Item
1.01
|
Entry
into a Material Definitive Agreement.
|
Asset
Purchase Agreement
On
August 19, 2020 (the “Closing Date”), in accordance with the terms and conditions of that certain Asset Purchase Agreement,
by and among Inpixon (“Inpixon” or the “Company”), Ten Degrees Inc., a Delaware corporation (“TDI”),
Ten Degrees International Limited, a Cayman Islands exempted company limited by shares and the sole shareholder of 100% of the
outstanding capital stock of TDI (“TDIL”), mCube International Limited, a Cayman Island company (“MCI”),
and the holder of a majority of the outstanding capital of TDIL and mCube, Inc., a Delaware corporation, and the sole shareholder
of 100% of the outstanding capital stock of MCI (“mCube”, together with TDI, TDIL, and MCI collectively, the “Transferors”),
dated August 19, 2020 (the “APA”), Inpixon acquired a suite of on-device “blue-dot” indoor location and
motion technologies, including patents, trademarks, software and related intellectual property from the Transferors (collectively,
the “Assets”).
The
Assets were acquired for consideration consisting of (i) $1.5 million in cash and (ii) 480,000 shares of Inpixon’s common
stock (the “Shares”).
In
accordance with the terms of the APA, commencing as of the date of the APA, the Transferors, and their affiliates, have agreed
to not compete with Inpixon’s business associated with the Assets for a period of five years from the Closing Date. In addition,
each party has agreed to not solicit any employees from the other party for a period of one year from the Closing Date, subject
to certain exceptions.
All
of Transferors’ right, title and interest in and to the Assets were sold, conveyed, transferred, assigned, and delivered
to Inpixon in accordance with a Bill of Sale and Assignment executed by the Transferors, dated as of the Closing Date.

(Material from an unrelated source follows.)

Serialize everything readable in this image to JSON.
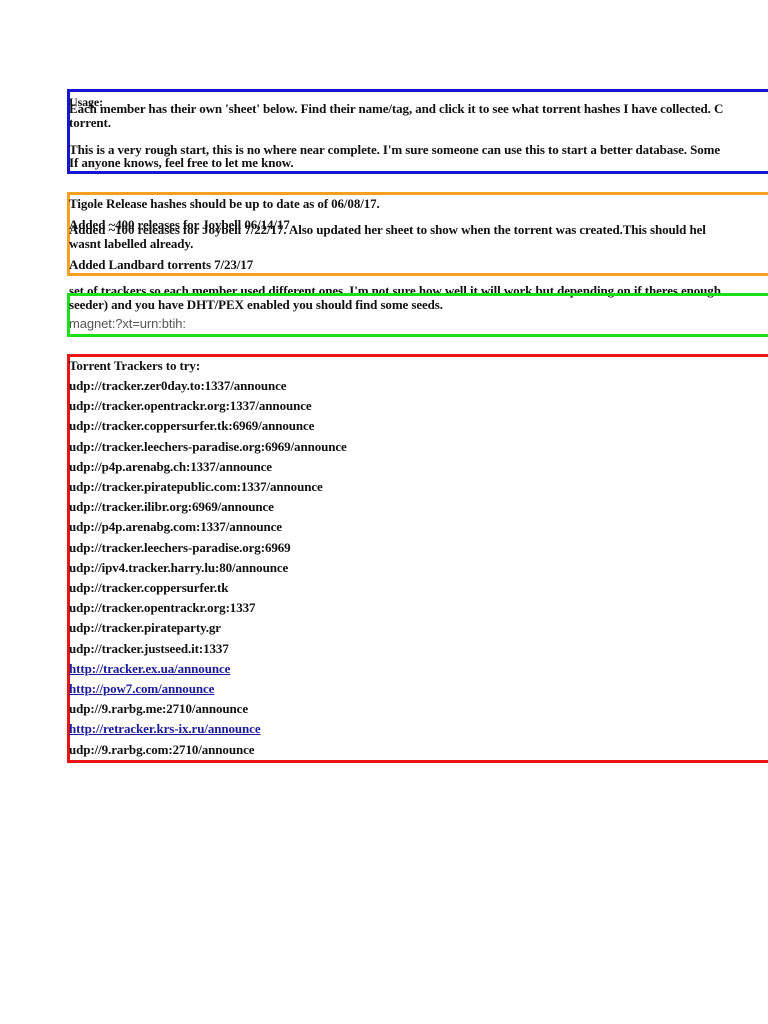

The
APA contains customary representations, warranties and covenants, termination rights, as well as indemnification provisions subject
to specified limitations.
mCube
Consulting Agreement
On
the Closing Date, Inpixon and mCube entered into that certain Consulting Agreement (the “Consulting Agreement”), pursuant
to which mCube agreed to provide consulting services in order to assist with the transition of the Assets to Inpixon, including,
but not be limited to, providing subject matter expertise as needed in connection with the technology acquired with the Assets
and advising as needed with respect to product development (the “Services”). Inpixon has agreed to pay an aggregate
of $22,916 per month for the Services and reimburse mCube for out of pocket expenses reasonably incurred in connection with the
performance of the Services. mCube has agreed to provide the Services for the period from the Closing Date until the termination
of the Consulting Agreement or the 180th day following the Closing Date, which date may be extended by Inpixon at its
sole discretion on a month to month basis upon notice by Inpixon to mCube.
Reseller
and Development License Agreement
On
the Closing Date, Inpixon and mCube entered into that certain Reseller and Development License Agreement (the “Reseller
Agreement”) pursuant to which Inpixon appointed mCube as a reseller of the Company’s products in Asia, subject to
the terms and conditions of the Reseller Agreement for a minimum term of three years (“Term”). In addition, Inpixon
also granted mCube with a limited, irrevocable, non-exclusive, non-transferable, royalty-free license during the Term to practice
and use the intellectual property acquired pursuant to the APA (the “Licensed Intellectual Property”), for the purpose
of modifying, developing and improving the Licensed Intellectual Property (the “Development Activities”). Any derivative
works created in connection with the Development Activities are owned by Inpixon and mCube may only sell and market the Licensed
Intellectual Property and any improvements to the Licensed Intellectual Property for the benefit of Inpixon as a reseller of Inpixon
products. mCube will be entitled to a credit for any sales of licensed software in an amount equal to the discounted applicable
list price then in effect for sales of licensed software.
The
Reseller Agreement may be terminated upon ninety days advance written notice anytime following the initial Term. In addition,
during the Term and for a period of two (2) years thereafter, mCube has agreed not to render services or provide products to any
other person that competes with the Company’s businesses and products, including the Licensed Intellectual Property and
any improvements thereto.
The
above summaries of (i) the APA; (ii) the Consulting Agreement; and (iii) the Reseller and Development License Agreement, described
in this Current Report on Form 8-K (this “Current Report”), do not purport to be a complete description and each is
qualified in its entirety by reference to the full text of such document which are attached as Exhibits 2.1, 10.1 and 10.2, respectively,
to this Current Report and are incorporated herein by reference.